Verfassungsrichter fordern präziseren Schutz von Berufsgeheimnisträgern
Engere Grenzen für staatliche Überwachung notwendig
Das Bundesverfassungsgericht hat am 20. April 2016 entschieden, dass die Befugnisse des Bundeskriminalamts (BKA) zur Abwehr des internationalen Terrorismus teilweise verfassungswidrig sind und einen präziseren Schutz von Berufgeheimnisträgern gefordert (Az.: 1 BvR 966/09).

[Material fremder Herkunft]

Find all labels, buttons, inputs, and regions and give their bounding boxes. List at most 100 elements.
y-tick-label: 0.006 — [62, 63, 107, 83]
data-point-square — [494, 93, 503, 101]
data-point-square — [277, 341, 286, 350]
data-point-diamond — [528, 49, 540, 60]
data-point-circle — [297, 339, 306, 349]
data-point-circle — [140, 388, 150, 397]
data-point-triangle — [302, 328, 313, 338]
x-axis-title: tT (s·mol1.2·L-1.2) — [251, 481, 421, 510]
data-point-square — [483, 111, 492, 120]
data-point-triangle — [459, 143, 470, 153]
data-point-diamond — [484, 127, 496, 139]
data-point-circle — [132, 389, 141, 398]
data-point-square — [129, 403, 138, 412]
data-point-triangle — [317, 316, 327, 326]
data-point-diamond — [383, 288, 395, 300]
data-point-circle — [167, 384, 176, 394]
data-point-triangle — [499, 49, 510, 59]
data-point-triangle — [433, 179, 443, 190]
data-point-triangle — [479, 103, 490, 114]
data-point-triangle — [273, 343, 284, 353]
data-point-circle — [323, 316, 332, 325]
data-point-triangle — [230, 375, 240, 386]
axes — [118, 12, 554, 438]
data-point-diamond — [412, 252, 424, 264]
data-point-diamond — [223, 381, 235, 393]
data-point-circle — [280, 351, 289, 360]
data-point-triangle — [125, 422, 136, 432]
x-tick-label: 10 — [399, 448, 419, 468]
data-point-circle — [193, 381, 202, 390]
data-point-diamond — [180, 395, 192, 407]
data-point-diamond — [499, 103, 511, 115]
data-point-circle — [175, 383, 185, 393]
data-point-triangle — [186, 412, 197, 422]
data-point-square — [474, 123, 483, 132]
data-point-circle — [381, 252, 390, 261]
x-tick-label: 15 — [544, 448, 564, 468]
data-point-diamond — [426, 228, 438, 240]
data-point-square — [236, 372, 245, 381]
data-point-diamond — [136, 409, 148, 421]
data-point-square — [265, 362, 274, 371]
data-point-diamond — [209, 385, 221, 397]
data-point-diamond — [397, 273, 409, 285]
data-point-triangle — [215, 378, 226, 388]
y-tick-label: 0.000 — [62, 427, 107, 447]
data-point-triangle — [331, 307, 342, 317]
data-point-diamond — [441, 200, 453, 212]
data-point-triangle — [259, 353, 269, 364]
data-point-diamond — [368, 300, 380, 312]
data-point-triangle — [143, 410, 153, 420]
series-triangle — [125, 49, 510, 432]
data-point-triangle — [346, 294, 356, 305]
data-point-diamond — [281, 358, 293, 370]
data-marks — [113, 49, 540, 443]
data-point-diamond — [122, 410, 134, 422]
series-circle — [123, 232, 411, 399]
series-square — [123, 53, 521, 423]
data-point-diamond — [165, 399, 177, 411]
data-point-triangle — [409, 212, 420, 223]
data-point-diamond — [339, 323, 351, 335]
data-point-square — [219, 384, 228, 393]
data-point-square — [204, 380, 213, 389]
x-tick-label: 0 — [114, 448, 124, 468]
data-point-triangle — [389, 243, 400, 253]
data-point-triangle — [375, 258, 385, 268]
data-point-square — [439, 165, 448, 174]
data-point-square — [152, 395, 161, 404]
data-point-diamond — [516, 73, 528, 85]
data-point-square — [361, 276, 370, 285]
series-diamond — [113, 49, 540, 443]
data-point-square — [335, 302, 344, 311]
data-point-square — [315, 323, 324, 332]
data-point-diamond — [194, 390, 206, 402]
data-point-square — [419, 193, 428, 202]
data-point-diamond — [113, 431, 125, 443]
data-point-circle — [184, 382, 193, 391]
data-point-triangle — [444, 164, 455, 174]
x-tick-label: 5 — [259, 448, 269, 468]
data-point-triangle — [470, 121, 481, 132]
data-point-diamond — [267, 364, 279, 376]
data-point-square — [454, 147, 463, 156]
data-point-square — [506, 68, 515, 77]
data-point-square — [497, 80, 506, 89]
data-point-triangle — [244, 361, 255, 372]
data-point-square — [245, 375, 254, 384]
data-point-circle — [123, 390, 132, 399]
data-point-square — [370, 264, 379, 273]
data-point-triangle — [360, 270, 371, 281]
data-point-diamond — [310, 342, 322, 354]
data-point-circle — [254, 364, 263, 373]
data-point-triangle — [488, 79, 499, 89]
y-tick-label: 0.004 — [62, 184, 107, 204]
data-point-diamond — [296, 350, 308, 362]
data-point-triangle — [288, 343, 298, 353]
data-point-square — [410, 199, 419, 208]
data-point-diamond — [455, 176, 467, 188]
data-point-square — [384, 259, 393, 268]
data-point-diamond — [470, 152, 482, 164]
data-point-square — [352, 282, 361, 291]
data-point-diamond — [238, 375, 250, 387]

Gegen das Bundeskriminalamtgesetz (BKAG), das am 12. November 2008 mit der Mehrheit der Stimmen von CDU/CSU und SPD im Bundestag verabschiedet wurde, hatte neben Journalisten, Rechtsanwälten, einem Arzt und Abgeordneten des Deutschen Bundestages auch der Psychotherapeut und ehemalige Präsident der Psychotherapeutenkammer Hessen, Jürgen Hardt, Verfassungsbeschwerde eingelegt.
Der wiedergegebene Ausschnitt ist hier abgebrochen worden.